Is it possible to rerun all the emails in my inbox through my procmail filters again?

Note: I am using the maildir format

  • 1
    have a look at lists.debian.org/debian-user/2006/06/msg00716.html Commented Jun 29, 2012 at 20:12
  • That presents a partial solution. In this case, some emails would most definitely be routed back into the inbox. It seems like there should already be some *nux solution to this problem that I am just not aware of, instead of writing a script to simulate the existing mail delivery process.
    – Cory Klein
    Commented Jun 29, 2012 at 20:33
  • The problem is procmail only works on mail messages, it does not work on folders, mboxes or anything else - this means you'll have to either simulate the delivery or use something like thunderbird and filter it there. Commented Jun 30, 2012 at 0:24

4 Answers 4


I believe this will work. You need to run formail to reformat the mail and send it back through procmail.
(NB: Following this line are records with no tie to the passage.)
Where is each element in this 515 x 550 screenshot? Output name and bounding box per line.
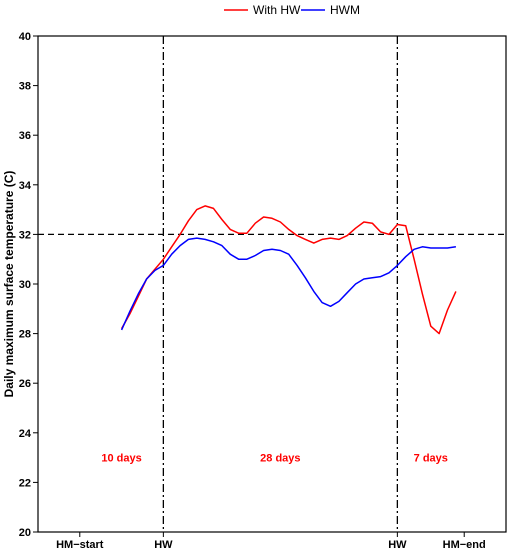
y-tick-label: 30 <box>19 279 31 291</box>
y-tick-label: 28 <box>19 329 31 341</box>
y-tick-label: 40 <box>19 31 31 43</box>
series-line-with-hw <box>120 205 457 335</box>
y-tick-label: 32 <box>19 229 31 241</box>
y-tick-label: 24 <box>19 428 32 440</box>
y-tick-label: 20 <box>19 527 31 539</box>
y-tick-label: 22 <box>19 477 31 489</box>
duration-annotation: 28 days <box>260 453 300 465</box>
y-tick-label: 38 <box>19 81 31 93</box>
axes: 20 22 24 26 28 30 32 34 36 38 40 HM−start HW HW HM−end <box>19 31 507 550</box>
legend-label-with-hw: With HW <box>253 3 301 17</box>
y-tick-label: 36 <box>19 130 31 142</box>
x-tick-label: HW <box>154 539 173 550</box>
x-tick-label: HM−end <box>443 539 486 550</box>
y-axis-label: Daily maximum surface temperature (C) <box>2 171 16 398</box>
y-tick-label: 34 <box>19 180 32 192</box>
legend: With HW HWM <box>224 3 360 17</box>
x-tick-label: HM−start <box>56 539 104 550</box>
x-tick-label: HW <box>388 539 407 550</box>
legend-label-hwm: HWM <box>330 3 360 17</box>
duration-annotation: 7 days <box>414 453 448 465</box>
duration-annotation: 10 days <box>101 453 141 465</box>
series-line-hwm <box>120 237 457 331</box>
y-tick-label: 26 <box>19 378 31 390</box>
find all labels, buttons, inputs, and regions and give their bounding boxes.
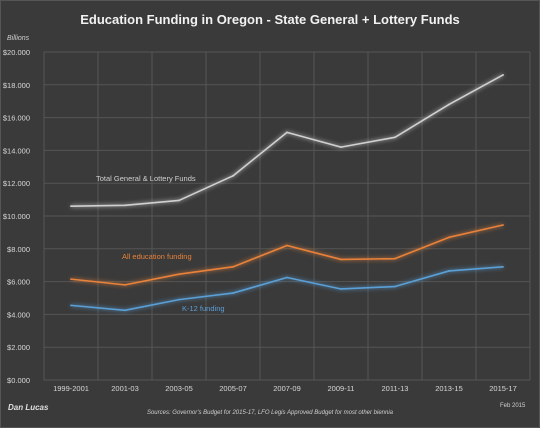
data-point [448,103,450,106]
data-point [340,288,342,290]
data-point [394,285,396,288]
data-point [124,283,126,286]
y-tick-label: $6.000 [7,278,30,287]
y-axis-units-label: Billions [7,35,30,42]
y-tick-label: $18.000 [3,81,30,90]
y-tick-label: $12.000 [3,179,30,188]
data-point [502,74,504,76]
x-tick-label: 2009-11 [328,384,355,393]
x-tick-label: 2007-09 [273,384,301,393]
data-point [178,199,180,202]
x-tick-label: 2011-13 [382,384,409,393]
series-line [70,266,504,312]
x-tick-label: 1999-2001 [53,384,89,393]
data-point [232,292,234,294]
y-tick-label: $14.000 [3,146,30,155]
author-credit: Dan Lucas [8,403,49,412]
data-point [124,309,126,312]
x-tick-label: 2005-07 [219,384,247,393]
series-line [70,74,504,207]
y-tick-label: $16.000 [3,114,30,123]
data-point [124,204,126,207]
y-tick-label: $4.000 [7,310,30,319]
chart-title: Education Funding in Oregon - State Gene… [80,12,460,27]
data-point [70,205,72,208]
data-point [232,174,234,177]
x-tick-label: 2001-03 [111,384,139,393]
x-tick-label: 2003-05 [165,384,193,393]
x-tick-label: 2015-17 [489,384,517,393]
data-point [232,265,234,268]
data-point [394,136,396,139]
data-point [502,224,504,226]
data-point [286,276,288,279]
data-point [286,131,288,134]
data-point [448,236,450,239]
data-point [502,265,504,268]
data-point [70,304,72,307]
date-note: Feb 2015 [500,403,526,409]
data-point [448,270,450,272]
y-tick-label: $2.000 [7,343,30,352]
data-point [394,257,396,260]
data-point [340,258,342,261]
source-note: Sources: Governor's Budget for 2015-17, … [146,410,394,416]
y-tick-label: $20.000 [3,48,30,57]
x-tick-label: 2013-15 [435,384,463,393]
data-point [178,273,180,276]
y-tick-label: $0.000 [7,376,30,385]
series-label: All education funding [122,252,192,261]
data-point [286,244,288,247]
series-label: Total General & Lottery Funds [96,174,196,183]
data-point [340,146,342,149]
y-tick-label: $10.000 [3,212,30,221]
series-label: K-12 funding [182,304,225,313]
y-tick-label: $8.000 [7,245,30,254]
data-point [178,298,180,301]
data-point [70,278,72,281]
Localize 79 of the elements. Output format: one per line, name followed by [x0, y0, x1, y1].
From the Maildir directory:

cat * | formail -s procmail

  • 3
    Does this actually work? Wouldn't it leave all the old messages where they were?
    – cnst
    Commented Feb 26, 2013 at 20:49

you might be able to do it in place, like this:

$ for m in Mail/{cur,new}/*; do echo $m; procmail <$m; rm $m; done

You have to remove each original email afterwards, or else procmail will duplicate it.

It will also record everything as new. I'm not sure of a good way to handle that.

  • This would seem wasteful on disc io: procmail filtering is usually only done based on headers, but such piping will cause the whole message to be read and written to disc all over again. Besides, should procmail run out of memory or encounter some other issue, you still unconditionally remove the file (ouch!), which seems pretty scary, too. I would say that this is a completely unacceptable solution as far as maildir goes.
    – cnst
    Commented Feb 26, 2013 at 20:56
  • 1
    This could be incrementally improved by doing procmail < $m && rm $m instead of procmail < $m ; rm $m so at least the message isn't removed if procmail fails.
    – rrauenza
    Commented Dec 31, 2017 at 7:15
  • Executing rm after ; is extremely unsafe. Why not use && instead? That way, rm will run if and only if procmail processed the message successfully. Commented Apr 13, 2021 at 22:26

If you are using mutt, you can pipe the email through procmail and also delete the original from your inbox with a key command something like this:


macro index y '<enter-command>unset wait_key<enter><tag-prefix><pipe-entry>/usr/bin/procmail /home/user/.procmailrc<enter><tag-prefix><delete-message><enter-command>set wait_key<enter>'

macro pager y '<enter-command>unset wait_key<enter><pipe-entry>/usr/bin/procmail /home/user/.procmailrc<enter><delete-message><enter-command>set wait_key<enter>'

found on https://mikeburnscoder.wordpress.com/2011/06/12/one-big-mutt-inbox-filtered-after-the-fact-using-procmail/


It seems like there is no good solution for this: procmail only seems to accept mail input from stdin, which limits maildir applications.

I faced a similar situation, and the best solution that fit my needs was simply duplicating what I wanted procmail to do, but what it most definitely cannot do, with my own little script, which should be sufficient if you only have one or two simple rules that you need to take care of:

cd ~/Maildir/
sh -c 'for i in `egrep -l "^Delivered-To: [email protected]" cur/*`; \
    do mv $i .FreeBSD.perforce/$i; done'

This is not optimal, either, but at least it should not suffer from needless IO and potential data loss issues.